We present DPIQN, a deep policy inference Q-network that targets multi-agent
systems composed of controllable agents, collaborators, and opponents that
interact with each other. We focus on one challenging issue in such
systems---modeling agents with varying strategies---and propose to employ
"policy features" learned from raw observations (e.g., raw images) of
collaborators and opponents by inferring their policies. DPIQN incorporates the
learned policy features as a hidden vector into its own deep Q-network (DQN),
such that it is able to predict better Q values for the controllable agents
than the state-of-the-art deep reinforcement learning models. We further
propose an enhanced version of DPIQN, called deep recurrent policy inference
Q-network (DRPIQN), for handling partial observability. Both DPIQN and DRPIQN
are trained by an adaptive training procedure, which adjusts the network's
attention to learn the policy features and its own Q-values at different phases
of the training process. We present a comprehensive analysis of DPIQN and
DRPIQN, and highlight their effectiveness and generalizability in various
multi-agent settings. Our models are evaluated in a classic soccer game
involving both competitive and collaborative scenarios. Experimental results
performed on 1 vs. 1 and 2 vs. 2 games show that DPIQN and DRPIQN demonstrate
superior performance to the baseline DQN and deep recurrent Q-network (DRQN)
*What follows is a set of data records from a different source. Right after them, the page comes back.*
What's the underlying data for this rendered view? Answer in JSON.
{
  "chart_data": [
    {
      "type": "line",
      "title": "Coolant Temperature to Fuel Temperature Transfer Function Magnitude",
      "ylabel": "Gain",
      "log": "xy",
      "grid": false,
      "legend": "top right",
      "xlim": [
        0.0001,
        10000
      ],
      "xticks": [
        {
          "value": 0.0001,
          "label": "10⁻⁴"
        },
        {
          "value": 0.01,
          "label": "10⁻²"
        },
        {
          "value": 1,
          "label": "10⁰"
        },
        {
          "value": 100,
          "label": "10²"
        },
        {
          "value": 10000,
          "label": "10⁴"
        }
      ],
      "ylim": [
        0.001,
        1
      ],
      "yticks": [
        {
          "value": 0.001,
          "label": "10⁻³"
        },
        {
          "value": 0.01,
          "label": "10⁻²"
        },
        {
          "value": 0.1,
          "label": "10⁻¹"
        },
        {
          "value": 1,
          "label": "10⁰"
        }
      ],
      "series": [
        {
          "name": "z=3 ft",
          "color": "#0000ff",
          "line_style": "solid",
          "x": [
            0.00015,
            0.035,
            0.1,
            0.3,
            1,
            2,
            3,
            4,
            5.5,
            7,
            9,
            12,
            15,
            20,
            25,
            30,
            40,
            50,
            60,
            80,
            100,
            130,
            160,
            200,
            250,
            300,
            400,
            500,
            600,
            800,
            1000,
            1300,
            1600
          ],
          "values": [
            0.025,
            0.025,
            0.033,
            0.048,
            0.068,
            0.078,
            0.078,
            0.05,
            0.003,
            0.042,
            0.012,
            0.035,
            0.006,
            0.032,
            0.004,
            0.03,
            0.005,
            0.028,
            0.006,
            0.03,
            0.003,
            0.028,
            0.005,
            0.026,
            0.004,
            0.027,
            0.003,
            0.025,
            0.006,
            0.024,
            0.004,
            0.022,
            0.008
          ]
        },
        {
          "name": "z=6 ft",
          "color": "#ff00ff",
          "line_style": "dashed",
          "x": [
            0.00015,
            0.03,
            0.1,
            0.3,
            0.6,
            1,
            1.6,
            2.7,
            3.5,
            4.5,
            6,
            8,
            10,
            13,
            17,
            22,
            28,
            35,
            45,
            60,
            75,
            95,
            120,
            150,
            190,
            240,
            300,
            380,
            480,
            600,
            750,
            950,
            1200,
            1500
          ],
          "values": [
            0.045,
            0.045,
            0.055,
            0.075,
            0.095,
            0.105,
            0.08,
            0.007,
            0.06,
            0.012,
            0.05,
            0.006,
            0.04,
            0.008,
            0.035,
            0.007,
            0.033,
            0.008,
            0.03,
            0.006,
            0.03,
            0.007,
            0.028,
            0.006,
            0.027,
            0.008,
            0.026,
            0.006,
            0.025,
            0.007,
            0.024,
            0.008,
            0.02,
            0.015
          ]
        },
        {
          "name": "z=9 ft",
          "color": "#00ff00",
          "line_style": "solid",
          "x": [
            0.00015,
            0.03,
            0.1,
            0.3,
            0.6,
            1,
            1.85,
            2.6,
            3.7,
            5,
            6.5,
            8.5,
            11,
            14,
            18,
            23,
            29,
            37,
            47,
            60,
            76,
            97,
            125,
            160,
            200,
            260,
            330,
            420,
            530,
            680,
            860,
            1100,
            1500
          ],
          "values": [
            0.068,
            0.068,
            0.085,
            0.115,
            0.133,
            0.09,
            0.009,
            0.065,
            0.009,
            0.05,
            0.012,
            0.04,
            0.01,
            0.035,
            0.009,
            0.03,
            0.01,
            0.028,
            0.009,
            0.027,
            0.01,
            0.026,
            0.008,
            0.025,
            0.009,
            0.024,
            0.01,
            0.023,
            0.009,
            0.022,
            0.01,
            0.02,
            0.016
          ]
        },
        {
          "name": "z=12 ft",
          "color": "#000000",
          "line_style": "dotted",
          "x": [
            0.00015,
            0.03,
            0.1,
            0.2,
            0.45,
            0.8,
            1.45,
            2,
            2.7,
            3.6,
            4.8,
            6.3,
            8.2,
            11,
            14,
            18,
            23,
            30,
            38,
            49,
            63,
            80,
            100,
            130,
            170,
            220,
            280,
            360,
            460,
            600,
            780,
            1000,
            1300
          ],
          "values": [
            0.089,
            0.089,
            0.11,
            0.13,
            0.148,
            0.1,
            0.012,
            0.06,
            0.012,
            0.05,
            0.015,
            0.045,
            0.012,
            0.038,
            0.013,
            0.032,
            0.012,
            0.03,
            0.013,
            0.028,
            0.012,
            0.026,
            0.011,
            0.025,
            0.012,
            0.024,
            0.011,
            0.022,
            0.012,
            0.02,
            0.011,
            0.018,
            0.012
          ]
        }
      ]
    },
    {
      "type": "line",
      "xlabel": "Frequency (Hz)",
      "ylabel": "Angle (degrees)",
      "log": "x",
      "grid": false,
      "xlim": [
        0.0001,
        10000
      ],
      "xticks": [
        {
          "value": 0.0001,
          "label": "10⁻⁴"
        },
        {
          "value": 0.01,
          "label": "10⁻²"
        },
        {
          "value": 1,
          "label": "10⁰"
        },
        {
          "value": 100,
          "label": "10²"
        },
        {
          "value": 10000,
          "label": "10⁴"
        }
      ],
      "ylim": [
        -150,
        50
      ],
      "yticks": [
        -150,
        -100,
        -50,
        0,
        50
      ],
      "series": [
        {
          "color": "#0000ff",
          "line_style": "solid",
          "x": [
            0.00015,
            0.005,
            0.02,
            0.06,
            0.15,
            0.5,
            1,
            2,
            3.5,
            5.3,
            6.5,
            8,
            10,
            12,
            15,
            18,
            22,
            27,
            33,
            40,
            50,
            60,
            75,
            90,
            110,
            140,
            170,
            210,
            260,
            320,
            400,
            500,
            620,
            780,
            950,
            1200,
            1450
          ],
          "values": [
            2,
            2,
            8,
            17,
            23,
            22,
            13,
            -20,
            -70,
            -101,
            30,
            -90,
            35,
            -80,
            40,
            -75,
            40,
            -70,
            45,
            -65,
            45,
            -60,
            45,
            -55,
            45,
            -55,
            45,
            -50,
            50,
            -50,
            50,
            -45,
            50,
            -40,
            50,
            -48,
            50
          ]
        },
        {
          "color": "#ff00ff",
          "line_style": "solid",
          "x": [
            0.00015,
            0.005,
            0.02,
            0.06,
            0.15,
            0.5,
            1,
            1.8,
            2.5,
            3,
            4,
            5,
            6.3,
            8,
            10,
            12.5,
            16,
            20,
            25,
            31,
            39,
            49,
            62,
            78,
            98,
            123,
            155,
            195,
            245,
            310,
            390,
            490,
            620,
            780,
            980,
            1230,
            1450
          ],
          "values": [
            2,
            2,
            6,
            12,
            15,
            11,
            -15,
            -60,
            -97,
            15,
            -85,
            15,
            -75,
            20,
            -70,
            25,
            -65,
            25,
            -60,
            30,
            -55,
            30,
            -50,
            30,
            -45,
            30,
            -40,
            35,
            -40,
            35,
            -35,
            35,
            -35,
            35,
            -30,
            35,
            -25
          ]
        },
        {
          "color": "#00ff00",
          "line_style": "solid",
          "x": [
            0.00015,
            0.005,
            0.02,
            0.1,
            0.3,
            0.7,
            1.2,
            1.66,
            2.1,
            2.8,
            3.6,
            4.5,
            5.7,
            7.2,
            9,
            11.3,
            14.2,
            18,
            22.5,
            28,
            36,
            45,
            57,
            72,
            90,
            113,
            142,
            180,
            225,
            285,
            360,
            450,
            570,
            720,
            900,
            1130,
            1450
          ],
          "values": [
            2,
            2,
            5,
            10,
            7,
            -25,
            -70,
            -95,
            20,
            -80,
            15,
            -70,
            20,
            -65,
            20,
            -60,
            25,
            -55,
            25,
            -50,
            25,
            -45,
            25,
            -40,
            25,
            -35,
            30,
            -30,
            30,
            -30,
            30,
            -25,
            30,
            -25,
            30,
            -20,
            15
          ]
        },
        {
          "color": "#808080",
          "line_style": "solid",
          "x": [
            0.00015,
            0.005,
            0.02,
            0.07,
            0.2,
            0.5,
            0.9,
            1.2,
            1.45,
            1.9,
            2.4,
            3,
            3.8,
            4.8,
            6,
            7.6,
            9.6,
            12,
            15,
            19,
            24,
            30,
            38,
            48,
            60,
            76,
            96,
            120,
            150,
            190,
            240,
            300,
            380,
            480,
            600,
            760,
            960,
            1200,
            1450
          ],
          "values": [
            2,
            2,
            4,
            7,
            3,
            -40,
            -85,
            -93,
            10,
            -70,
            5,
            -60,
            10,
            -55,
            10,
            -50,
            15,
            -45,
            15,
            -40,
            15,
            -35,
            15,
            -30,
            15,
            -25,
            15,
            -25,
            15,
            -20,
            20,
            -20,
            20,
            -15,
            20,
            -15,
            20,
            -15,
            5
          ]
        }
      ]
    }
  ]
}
models. We also explore scenarios in which collaborators or opponents
dynamically change their policies, and show that DPIQN and DRPIQN do lead to
better overall performance in terms of stability and mean scores.

本文介绍了 DPIQN 和 DRPIQN，这两个深度增强学习网络通过使用从协作者和对手的原始观察中推断出的策略特征来改进对可控制代理的 Q 值预测，适用于具有不同策略的协作者、对手和可控制代理的多智能体系统中。作者通过 1 对 1 和 2 对 2 的经典足球游戏等多种多智能体场景中的实验证明了这两个模型的高性能。